16.10.14




FERNANDO ECHEVARRÍA


AUTO-RETRATO DE REMBRANDT

1
A TELA OCULTA O OUTRO DE SI MESMO.
Que vai surdindo dela, da perdição de análise
que está no espelho lendo
a figura perdida, já só quase
ver o fora por dentro,
enquanto ver perdura em sua idade.
Cada minúcia incita no momento
a luz do objecto visto. E a do transe
duma veia infalível a que o peso
instrumental se iluminasse.
E, do fundo do outro de si mesmo,
o ver se vê. Com o só dentro de exterioridade.

2
E A DISCRIÇÃO DE VER DOMINOU TANTO
que a implacável doçura da velhice
se esqueceu de ir chegando,
com o uso da roupa, a essa luz humilde
de crânio coroado
de indiferença à encenação sensível.
E essa indiferença cumpre-se no trato
do porte diligente que a atenção atinge
e deixa iluminar-se até no pano,
gasto no uso que exige
a paciência esquecida no trabalho.
E que o estudo a claridade erige.

3
QUE A DISCRIÇÃO TAMBÉM É LUZ. DESPRENDE-SE
tanto da roupa como da paciência
com que se espera que o olhar se entregue
ao ajuste objectivo que a tristeza
instaura à volta de cada coisa. A ergue
à só indiferença de si mesma.
Não é luz que jubile. Apenas serve.
Cumpre a penumbra duma árdua empresa
em que tufos minúsculos somente
difundem uso de quase só emergência.
De aí as formas surdem.
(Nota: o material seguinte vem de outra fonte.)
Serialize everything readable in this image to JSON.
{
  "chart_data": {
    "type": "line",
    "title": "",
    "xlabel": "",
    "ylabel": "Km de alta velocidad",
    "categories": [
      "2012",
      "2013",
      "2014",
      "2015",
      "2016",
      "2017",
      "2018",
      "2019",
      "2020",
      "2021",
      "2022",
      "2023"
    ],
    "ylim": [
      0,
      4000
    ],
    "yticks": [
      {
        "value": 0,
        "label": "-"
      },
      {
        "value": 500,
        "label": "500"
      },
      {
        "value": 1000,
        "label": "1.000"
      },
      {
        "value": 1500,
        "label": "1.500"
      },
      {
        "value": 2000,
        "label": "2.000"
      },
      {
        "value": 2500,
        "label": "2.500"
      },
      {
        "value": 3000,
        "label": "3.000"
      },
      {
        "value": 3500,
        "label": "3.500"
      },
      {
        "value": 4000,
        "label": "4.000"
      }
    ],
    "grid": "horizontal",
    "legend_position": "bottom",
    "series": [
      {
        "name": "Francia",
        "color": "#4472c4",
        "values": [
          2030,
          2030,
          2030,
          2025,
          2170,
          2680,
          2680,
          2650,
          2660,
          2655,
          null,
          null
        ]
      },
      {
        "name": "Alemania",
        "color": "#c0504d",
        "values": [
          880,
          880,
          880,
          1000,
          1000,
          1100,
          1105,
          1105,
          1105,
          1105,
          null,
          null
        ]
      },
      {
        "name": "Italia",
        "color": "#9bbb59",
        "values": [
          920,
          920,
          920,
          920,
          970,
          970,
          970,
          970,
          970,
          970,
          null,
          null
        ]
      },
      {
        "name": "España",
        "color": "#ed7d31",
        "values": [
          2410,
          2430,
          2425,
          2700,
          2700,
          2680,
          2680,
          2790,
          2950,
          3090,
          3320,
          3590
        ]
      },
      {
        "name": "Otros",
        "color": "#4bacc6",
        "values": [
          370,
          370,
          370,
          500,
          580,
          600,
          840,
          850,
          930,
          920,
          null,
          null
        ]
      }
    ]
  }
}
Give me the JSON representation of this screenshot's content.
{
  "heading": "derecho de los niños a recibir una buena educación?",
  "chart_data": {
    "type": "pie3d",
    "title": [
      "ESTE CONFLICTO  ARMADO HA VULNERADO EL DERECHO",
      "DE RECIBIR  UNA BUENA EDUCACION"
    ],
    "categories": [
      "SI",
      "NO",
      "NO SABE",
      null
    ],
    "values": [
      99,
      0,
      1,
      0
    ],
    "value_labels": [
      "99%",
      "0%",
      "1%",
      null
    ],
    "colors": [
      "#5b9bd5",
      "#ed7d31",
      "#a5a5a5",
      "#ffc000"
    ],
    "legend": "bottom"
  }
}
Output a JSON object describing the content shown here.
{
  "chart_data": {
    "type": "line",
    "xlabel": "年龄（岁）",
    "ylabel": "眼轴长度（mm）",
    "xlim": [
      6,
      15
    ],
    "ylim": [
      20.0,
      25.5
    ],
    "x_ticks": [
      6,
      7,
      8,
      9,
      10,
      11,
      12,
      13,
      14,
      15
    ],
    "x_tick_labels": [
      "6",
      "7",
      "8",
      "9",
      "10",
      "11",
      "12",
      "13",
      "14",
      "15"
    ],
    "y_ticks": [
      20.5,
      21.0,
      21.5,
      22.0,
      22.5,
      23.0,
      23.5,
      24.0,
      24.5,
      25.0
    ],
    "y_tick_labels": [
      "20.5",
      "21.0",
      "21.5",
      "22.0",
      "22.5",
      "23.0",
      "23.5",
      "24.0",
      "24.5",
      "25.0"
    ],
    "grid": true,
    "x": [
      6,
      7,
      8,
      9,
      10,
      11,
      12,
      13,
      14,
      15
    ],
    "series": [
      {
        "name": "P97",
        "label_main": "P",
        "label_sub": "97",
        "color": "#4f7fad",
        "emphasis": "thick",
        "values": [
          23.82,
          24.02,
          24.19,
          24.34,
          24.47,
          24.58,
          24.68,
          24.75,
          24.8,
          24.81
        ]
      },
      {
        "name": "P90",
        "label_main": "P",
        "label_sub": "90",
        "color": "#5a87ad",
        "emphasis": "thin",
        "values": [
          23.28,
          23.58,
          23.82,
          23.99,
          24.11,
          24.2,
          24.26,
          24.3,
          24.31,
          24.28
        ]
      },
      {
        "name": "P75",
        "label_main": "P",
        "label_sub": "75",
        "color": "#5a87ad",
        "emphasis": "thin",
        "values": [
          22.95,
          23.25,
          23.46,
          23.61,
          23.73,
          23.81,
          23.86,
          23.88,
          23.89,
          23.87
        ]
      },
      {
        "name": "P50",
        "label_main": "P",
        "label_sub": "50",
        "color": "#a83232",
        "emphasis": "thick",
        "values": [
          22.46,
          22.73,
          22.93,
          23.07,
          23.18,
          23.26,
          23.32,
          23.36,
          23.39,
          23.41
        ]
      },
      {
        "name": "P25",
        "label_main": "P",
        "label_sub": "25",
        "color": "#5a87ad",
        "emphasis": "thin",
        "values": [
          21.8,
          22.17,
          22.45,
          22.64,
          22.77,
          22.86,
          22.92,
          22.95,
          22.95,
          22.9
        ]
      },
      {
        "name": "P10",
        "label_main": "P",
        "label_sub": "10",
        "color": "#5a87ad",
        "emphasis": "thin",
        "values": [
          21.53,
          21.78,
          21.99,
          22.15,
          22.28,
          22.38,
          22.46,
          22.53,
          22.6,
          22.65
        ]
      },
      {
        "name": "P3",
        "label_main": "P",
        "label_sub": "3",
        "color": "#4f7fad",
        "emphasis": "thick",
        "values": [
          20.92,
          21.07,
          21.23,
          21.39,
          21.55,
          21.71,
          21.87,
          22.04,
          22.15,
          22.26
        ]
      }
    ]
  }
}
Quase nem se
desembacia o lume da surpresa.

4
OU É A SURDA SURPRESA DO VAGAR
que pelo escuro dos castanhos sobe
até um cinzento por que não se dá
nem na camisa, nem no rubro pobre
do manto casual.
Que na paleta quase que se escondem,
como se funde na mudez das mãos
a inteligência agora quieta. Porque
espera que ver as mova instrumentais
e só então acordem
a esse sono sobrenatural
que volve humilde o poderio ao homem.

5
O SILÊNCIO COMEÇA DESDE BAIXO.
É de onde aponta a escuridão das linhas
que vão gerar essa estrutura de ângulos
difícil, mas de fundação precisa.
O pincel o sigilo vai ao canto
mais fosco alimentar. E traz acima
o nascimento vertical do traço
que o silêncio da tela em sua orla afinca
e, a custo, faz recrudescer o alto
vagar de ver. A independência pia
com que, do outro de si mesmo, tanto
a distância de ver se determina.

6
E, AÍ, A LUZ, DIR-SE-IA QUE DE DENTRO
da operação de estar a ver nos vem.
E quanta baste para nós lhe vermos
a claridade exterior. E o trem
de sono que a brancura deixa ao centro
da indiferença com que já se vê.
Mas que prolonga o horizontal acerto
da tela que na tela é tenso. E é
rectângulo que diz o descoberto,
enquanto o inferior é só refém
duma paleta que lhe adumbra o peso
e nutre o luto arcaico do pincel.

7
E UM OUTRO, DE VERTICAL DIFUSO
e de uma escuridão lenta de ofício,
de onde se arranca um quase eco de rubro
a um castanho profundo a abrir a vinho.
Mas de onde se adivinha sobretudo
que a vibração do escuro nos vai vindo,
até a cabeça destacar o vulto,
só iluminado quanto for preciso
para que em ver desembacie o estudo
a independência. Esse lugar vazio
que os outros de si mesmos vê no mundo
onde de si se vêem desprendidos.



(de Uso de Penumbra, 1995)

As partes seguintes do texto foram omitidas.